The Hut Du Jour

A last-minute trip to Margy’s Hut dished up plenty of late-season powder and hyjinks.

A couple of weekends ago, a few friends and I embarked on a last-minute trip to Margy’s Hut, near Aspen. The outing dished up surprisingly good late-season powder skiing along with plenty of movie-quote hijinks.

About a week prior, I received the following text: “Hey guys, I’ve got a crazy proposition for you. A bunch of huts are coming available at the end of this month…is anybody game/available?”

Surprisingly, I was…thanks to an open weekend and my gracious wife 🙂

Meaning behind the title

I like to refer to that weekend as the Hut Du Jour, or the hut of the day, for a few reasons:

1. Booking last minute huts requires flexibility and you as you probably won’t know which hut you are heading to, until you actually are. Margy’s literally became our “hut du jour,” while we almost nearly ended up at the Sangre Hut. I like to joke that my friend, Travis, moonlights as a hut day trader.

2. My friends and I like to quote the movie Dumb and Dumber. And considering the hut’s relative proximity to Aspen, it proved inevitable.

“I’m talking about a little place called Aspen…where the beer flows like wine, where the women instinctively flock like the salmon of Capistrano…”

Here is dialogue that inspired the title of this post:

Lloyd (Jim Carrey): Excuse me Flo…What’s the soup du jour?”
Flo, waitress: “It’s the soup of the day.”

Lloyd: “That sounds good, I’ll have some.”

What’s especially hilarious isn’t the words themselves, but the laughter (see video below).

However, maybe the best Dumb and Dumber reference came in an unexpected text from a buddy who originally said he was out:

“I’m cleared.

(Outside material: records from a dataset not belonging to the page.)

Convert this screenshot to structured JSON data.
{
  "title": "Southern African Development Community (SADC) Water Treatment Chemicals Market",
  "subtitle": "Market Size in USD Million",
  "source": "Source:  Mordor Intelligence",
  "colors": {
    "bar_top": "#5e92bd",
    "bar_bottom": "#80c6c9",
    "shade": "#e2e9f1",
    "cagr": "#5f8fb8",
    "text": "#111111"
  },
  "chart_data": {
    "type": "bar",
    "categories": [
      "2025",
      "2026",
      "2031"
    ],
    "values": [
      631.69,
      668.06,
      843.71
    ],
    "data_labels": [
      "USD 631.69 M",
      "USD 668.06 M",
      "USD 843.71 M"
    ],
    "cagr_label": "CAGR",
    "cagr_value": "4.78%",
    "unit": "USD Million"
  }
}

You got room for one more on that hog if I still wanna go to Aspen?”

We were pretty stoked he could come. And now suddenly there were four of us going to Margy’s Hut.

Background on Margy’s

A bit more about Margy’s, this 16-person hut, located about 10 miles northeast of Aspen, Colorado, hails as one of the first 10th Mountain Division Huts built.

The 10th Mountain Division Huts were built in the 1980s in Colorado and were named to honor the division of the United States Army that specialized in mountain and winter warfare during World War II. After the war, many of these veterans settled in Colorado and became influential in developing skiing here.

In total, roughly 30 of these huts dot the Colorado high country.

My hut resume

My 10th Mountain Division hut resume is quite short—Margy’s Hut was only my second, while I have spent time at other huts in Colorado and Utah.

There is something special about these huts: the history, the layout, which always seem to feature epic mountain views, a large wood-burning stove and other surprising amenities, like photovoltaic lights and lots of good cookware that you don’t have to schlepp in.

The touches of luxury are welcome, considering most huts sit deep in the backcountry.  

Getting there

But before you can enjoy one of these huts, first you have to get there.

Margy’s Hut has one of the longer approaches, clocking in at six miles and 2,600 feet of elevation gain (though Strava listed the mileage as more like seven miles). What can make the approach challenging depends on how much you are willing to carry, aka food and gear choices.

Starting out

After a 4:30 a.m. meetup in Colorado Springs, we drove to Aspen and started on the trail at about 11 a.m.

The skin proved mostly uneventful but long: a gradual uphill slog weighed down by a hot sun and sagging packs from chicken fajitas, guacamole and elk steaks. Forget the freeze dried meals…we wanted to eat well.

At points, continual glopping, snow sticking to our skins, wearied the soul, as did the hot spots in my boots, but we made it nonetheless.

One motivation that kept us forging ahead was six inches of fresh snow on the ground. Even though temperatures heated up, we figured conditions would still be good on the higher elevated north faces. And we were right.

Everything is better in a hut

Finally we arrived at the hut, for a night of card playing, tea drinking and oversize elk steaks. As my friend so eloquently put it “Everything is better in a hut.” Which is true of so many things.

With only four of us in a 16-person hut, it kind of felt like we were staying at a camp during the offseason.

The next day, we went powder seeking at a relatively sane hour of 10:00 a.m.

Quickly we found some, north facing shots about one mile from the hut. These relatively short slopes were mostly low angled terrain of 30 degrees or less, but the powder stayed below freezing and skiied marvelously.

We spent the good part of that day farming the same area. Though there was really no need: with so much wide open real estate in such a remote setting, there was plenty left to ski—and no one would probably be here for several more days.

We returned the same area the last morning for a few more laps. It began snowing and the freshly falling snowflakes, floating down like white confetti, amped our ski stoke and left us wanting more.

All in all, it was a great trip. There were plenty of good conversation and more Dumb and Dumber quotes—we pretty much recycled all possible.

I’m looking forward to more hut adventures with this crew—ones planned well in advance or I’ll gladly take another Hut Du Jour.

Fresh powder = farmed and thoroughly enjoyed.